With only months to go before the opening of the new Hamad International Airport, travel agents are saying now is the perfect time for Qatar to establish a low-cost carrier (LCC).
Speaking to Al Raya, managers of several travel and tourism companies around the country said that residents could do with more choices when flying, as currently 75 percent of flights taken by residents are operated by Qatar Airways.
While the national carrier flies to nearly 130 destinations around the world, its high prices have been a long-standing issue for many residents, especially during peak travel times, like the upcoming Eid holidays.
Last year, the airline’s CEO Akbar Al Baker implied that prices remain high due to lack of competition in the domestic market, adding that Qatar Airways lowers its airfares abroad to attract customers internationally.
Establishing a domestic budget airline would not only foster much-needed competition within Doha, giving residents access to lower airfares, but could also help Qatar compete with neighboring LCCs, said Mohammed Hussein Al Mulla, chairman of Al Mulla Travel and Tourism.

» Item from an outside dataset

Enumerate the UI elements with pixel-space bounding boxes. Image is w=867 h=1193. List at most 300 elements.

Indeed, companies like the UAE-based flydubai and Air Arabia are starting to capture more of the GCC market, reports Gulf News:
Cost-conscious travelers constitute the biggest market segment of the region’s travel business and as such, low-cost carriers offering no-frills travel that suits their needs and budget have become the most preferred option for a majority.
A low-budget carrier would also attract business from the millions of passengers who are expected to transit through HIA once it opens, added Saeed Al Hajri, general manager of Ali Bin Ali Travel.
Do you think Qatar could benefit from having an LCC? Thoughts?